Following the arrest, the White House said detentions of pro-Palestine activists would continue, with Trump himself adding it was “the first arrest of many to come.”

Tuesday’s lawsuit, filed in the US District Court for the District of Massachusetts by five US academic associations against the US Government and various individual officials, began by addressing this policy:

Implementing executive orders issued by President Trump in January, the defendant agencies have announced that they intend to carry out large-scale arrests, detentions, and deportations of noncitizen students and faculty who participate in pro-Palestinian protests and other related expression and association (the “ideological-deportation policy”). The defendant agencies arrested [Khalil] … pursuant to this policy earlier this month; they revoked the visas of at least four others, one of whom fled to Canada in fear of arrest; they supplied universities with the names of other students they intend to target under the policy; and they launched new social media surveillance programs aimed at identifying still others.
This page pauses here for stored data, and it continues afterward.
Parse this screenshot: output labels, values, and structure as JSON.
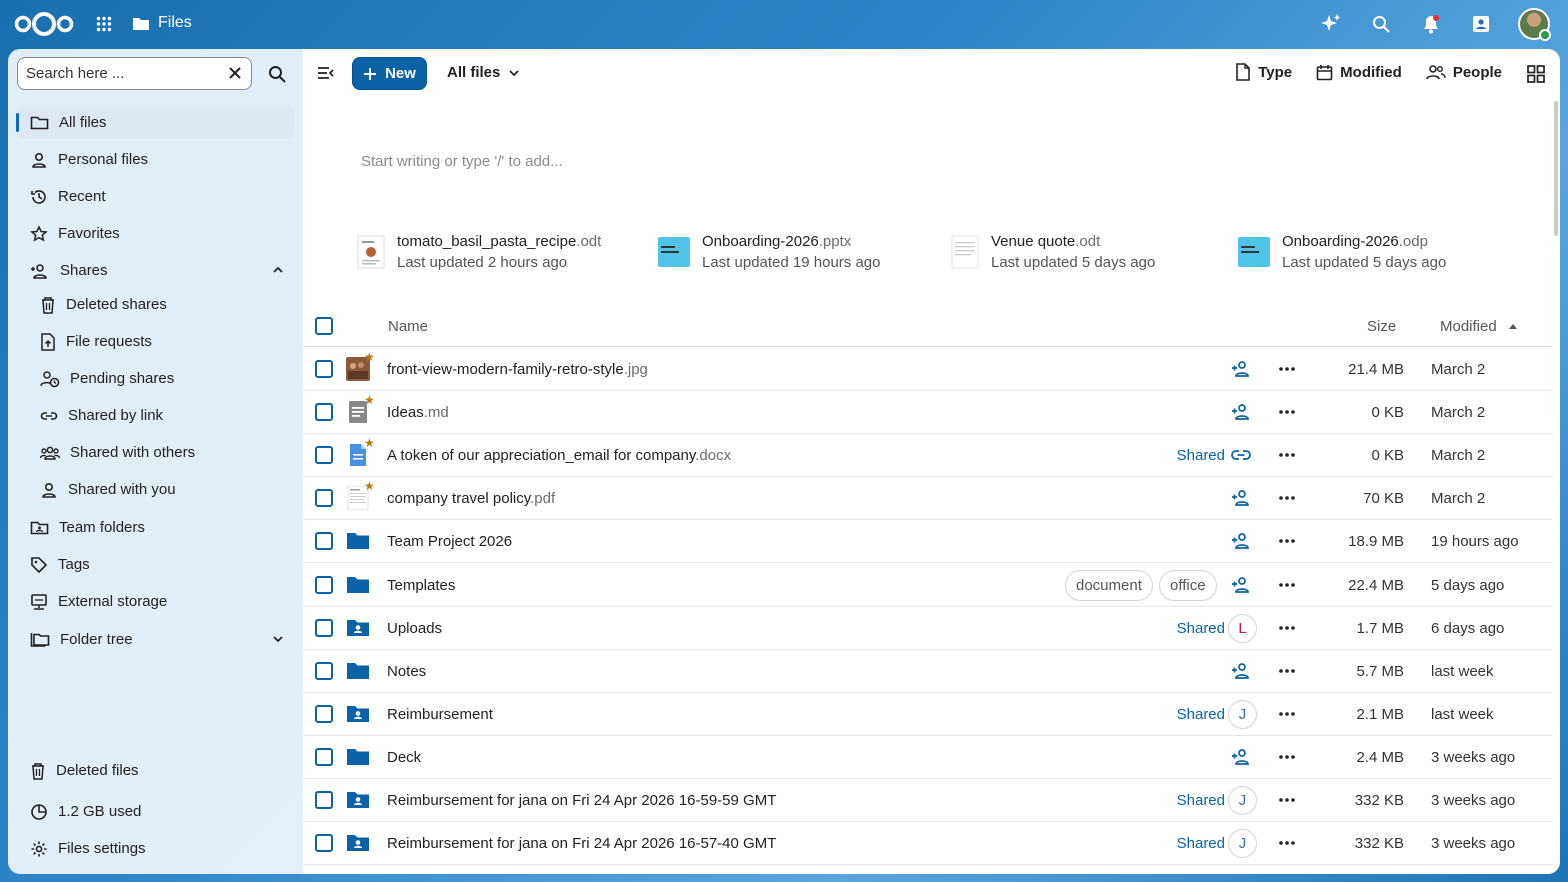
{
  "header": {
    "app_name": "Files",
    "icons": [
      "assistant-icon",
      "unified-search-icon",
      "notifications-icon",
      "contacts-icon",
      "user-avatar"
    ]
  },
  "sidebar": {
    "search_placeholder": "Search here ...",
    "items": [
      {
        "label": "All files",
        "icon": "folder-icon"
      },
      {
        "label": "Personal files",
        "icon": "person-icon"
      },
      {
        "label": "Recent",
        "icon": "history-icon"
      },
      {
        "label": "Favorites",
        "icon": "star-icon"
      },
      {
        "label": "Shares",
        "icon": "shares-icon"
      },
      {
        "label": "Deleted shares",
        "icon": "trash-icon"
      },
      {
        "label": "File requests",
        "icon": "file-upload-icon"
      },
      {
        "label": "Pending shares",
        "icon": "pending-share-icon"
      },
      {
        "label": "Shared by link",
        "icon": "link-icon"
      },
      {
        "label": "Shared with others",
        "icon": "group-icon"
      },
      {
        "label": "Shared with you",
        "icon": "person-icon"
      },
      {
        "label": "Team folders",
        "icon": "team-folder-icon"
      },
      {
        "label": "Tags",
        "icon": "tag-icon"
      },
      {
        "label": "External storage",
        "icon": "external-storage-icon"
      },
      {
        "label": "Folder tree",
        "icon": "folder-tree-icon"
      }
    ],
    "deleted_files": "Deleted files",
    "storage_used": "1.2 GB used",
    "settings": "Files settings"
  },
  "toolbar": {
    "new_label": "New",
    "breadcrumb": "All files",
    "filter_type": "Type",
    "filter_modified": "Modified",
    "filter_people": "People"
  },
  "editor": {
    "placeholder": "Start writing or type '/' to add..."
  },
  "recent_files": [
    {
      "base": "tomato_basil_pasta_recipe",
      "ext": ".odt",
      "time": "Last updated 2 hours ago"
    },
    {
      "base": "Onboarding-2026",
      "ext": ".pptx",
      "time": "Last updated 19 hours ago"
    },
    {
      "base": "Venue quote",
      "ext": ".odt",
      "time": "Last updated 5 days ago"
    },
    {
      "base": "Onboarding-2026",
      "ext": ".odp",
      "time": "Last updated 5 days ago"
    }
  ],
  "table": {
    "col_name": "Name",
    "col_size": "Size",
    "col_modified": "Modified",
    "rows": [
      {
        "base": "front-view-modern-family-retro-style",
        "ext": ".jpg",
        "size": "21.4 MB",
        "modified": "March 2"
      },
      {
        "base": "Ideas",
        "ext": ".md",
        "size": "0 KB",
        "modified": "March 2"
      },
      {
        "base": "A token of our appreciation_email for company",
        "ext": ".docx",
        "size": "0 KB",
        "modified": "March 2",
        "shared": "Shared"
      },
      {
        "base": "company travel policy",
        "ext": ".pdf",
        "size": "70 KB",
        "modified": "March 2"
      },
      {
        "base": "Team Project 2026",
        "ext": "",
        "size": "18.9 MB",
        "modified": "19 hours ago"
      },
      {
        "base": "Templates",
        "ext": "",
        "size": "22.4 MB",
        "modified": "5 days ago",
        "tags": [
          "document",
          "office"
        ]
      },
      {
        "base": "Uploads",
        "ext": "",
        "size": "1.7 MB",
        "modified": "6 days ago",
        "shared": "Shared",
        "user": "L"
      },
      {
        "base": "Notes",
        "ext": "",
        "size": "5.7 MB",
        "modified": "last week"
      },
      {
        "base": "Reimbursement",
        "ext": "",
        "size": "2.1 MB",
        "modified": "last week",
        "shared": "Shared",
        "user": "J"
      },
      {
        "base": "Deck",
        "ext": "",
        "size": "2.4 MB",
        "modified": "3 weeks ago"
      },
      {
        "base": "Reimbursement for jana on Fri 24 Apr 2026 16-59-59 GMT",
        "ext": "",
        "size": "332 KB",
        "modified": "3 weeks ago",
        "shared": "Shared",
        "user": "J"
      },
      {
        "base": "Reimbursement for jana on Fri 24 Apr 2026 16-57-40 GMT",
        "ext": "",
        "size": "332 KB",
        "modified": "3 weeks ago",
        "shared": "Shared",
        "user": "J"
      }
    ]
  },
  "colors": {
    "accent": "#0b62a7",
    "favorite": "#b9790a",
    "folder": "#0b62a7"
  }
}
The plaintiffs claim the policy violates the First Amendment by silencing political viewpoints and creating “a climate of repression and fear” on university campuses. The policy has already had a chilling effect, according to the complaint, which claims that out of fear of deportation, non-citizen students and faculty have stopped attending protests, resigned from advocacy groups, and self-censored their academic work and social media.

The associations are seeking declaratory and injunctive relief to halt the implementation of what they describe as an unconstitutional policy.